Greetings from sometimes beautiful, but often rainy Vancouver! My name is Sean Gregory, and I’m a TIME staff writer on assignment covering the Winter Olympics. Though I’m not as curious about business and economics as the excellent gatekeepers of this blog (I’m a weirdo who tends to get stoked about the Nordic Combined event), there plenty of capitalism in play at the Olympics, so thought it would be fun to weigh in.
To wit: A few hours ago, I received a press release from Visa in my inbox. If you’ve watched just a few minutes of these Olympics on television, you probably know from the endless advertisements that Visa is the exclusive credit card sponsor of the Games. Among the data points the company was proud to trumpet were:
• For the first 11 days of the Games, international Visa cardholder spending in British Columbia was US$72 million, which is an increase of 84 percent compared with the same period last year.
• Overall, international visitors have made more than 700,000 transactions since the day of the Opening Day Ceremony on Visa cards in British Columbia. This is an increase of 71 percent when comparing the period this year against the same period last year.
But here’s what the press release doesn’t tell you:
As the exclusive sponsor of the Olympics, spectators at the venues, shoppers at the official Olympic store, and we lemmings at the media center can ONLY make purchases with a Visa card. In fact, you can only access the ATMs at these places with a Visa card. No Visa, no cash. So as one of the many people who are forced to trek to the bank and open a temporary account, with a Visa debit card, or purchase a prepaid Visa card so I can buy stuff at the Olympics (my bank only issues Mastercard), I find these statistics infuriating.
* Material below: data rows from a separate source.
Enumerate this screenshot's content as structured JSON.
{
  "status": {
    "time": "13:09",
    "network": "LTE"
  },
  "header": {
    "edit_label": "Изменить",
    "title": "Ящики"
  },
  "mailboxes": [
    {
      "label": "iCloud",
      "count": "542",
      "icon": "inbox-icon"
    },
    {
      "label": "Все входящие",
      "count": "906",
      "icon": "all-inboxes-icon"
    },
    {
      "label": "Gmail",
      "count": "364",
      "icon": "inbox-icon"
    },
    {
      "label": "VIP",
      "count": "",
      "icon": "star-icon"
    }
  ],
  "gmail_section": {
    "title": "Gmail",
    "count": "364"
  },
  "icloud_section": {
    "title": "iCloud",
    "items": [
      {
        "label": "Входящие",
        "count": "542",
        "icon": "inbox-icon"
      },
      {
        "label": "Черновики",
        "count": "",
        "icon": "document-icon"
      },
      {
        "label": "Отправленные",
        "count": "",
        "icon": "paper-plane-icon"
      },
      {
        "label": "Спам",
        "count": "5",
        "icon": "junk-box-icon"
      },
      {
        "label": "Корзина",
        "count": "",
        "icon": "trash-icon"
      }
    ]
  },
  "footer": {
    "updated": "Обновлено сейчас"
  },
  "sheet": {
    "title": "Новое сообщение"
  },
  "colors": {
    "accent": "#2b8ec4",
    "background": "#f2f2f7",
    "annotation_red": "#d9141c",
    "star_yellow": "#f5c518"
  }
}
First of all, of course Visa card spending is going rise a ton year-over-year in British Columbia. When tens of thousands of people parachute into town for a global event, the numbers will look impressive. Duh. But these numbers are also totally skewed in Visa’s favor because the company forces people to use the card at Olympics venues.
Exclusivity is Visa reward for paying a gazillion dollars to the sponsor the Olympics, I guess. But that doesn’t mean Visa is being fair to consumers. It’s one thing for Coke, another exclusive sponsor, to be the only cola brand available in the venues. Pepsi drinkers will survive. It’s quite another to be forced to go through the inconvenience of opening new accounts and transferring money. Or even worse, getting to the Games and realizing you can’t grab a soda or buy a hat on your Mastercard or American Express.
POSTSCRIPT: We gave Visa a chance to respond, and Andrew Woodward, head of communication for Visa sponsorships, weighed in with the following: “The data we have released is for all spending in British Columbia, not just at Olympic venues. The overwhelming majority of spending is in accommodation, travel, entertainment, and restaurants.”
“We recognize there are people in such situations who have American Express or Mastercard, their options are to buy a prepaid Visa or use cash.”
MY REPONSE TO RESPONSE: Fair enough. But no matter how you cut it, Visa’s deal as the Olympic sponsor creates an unwanted pain in the rear for consumers.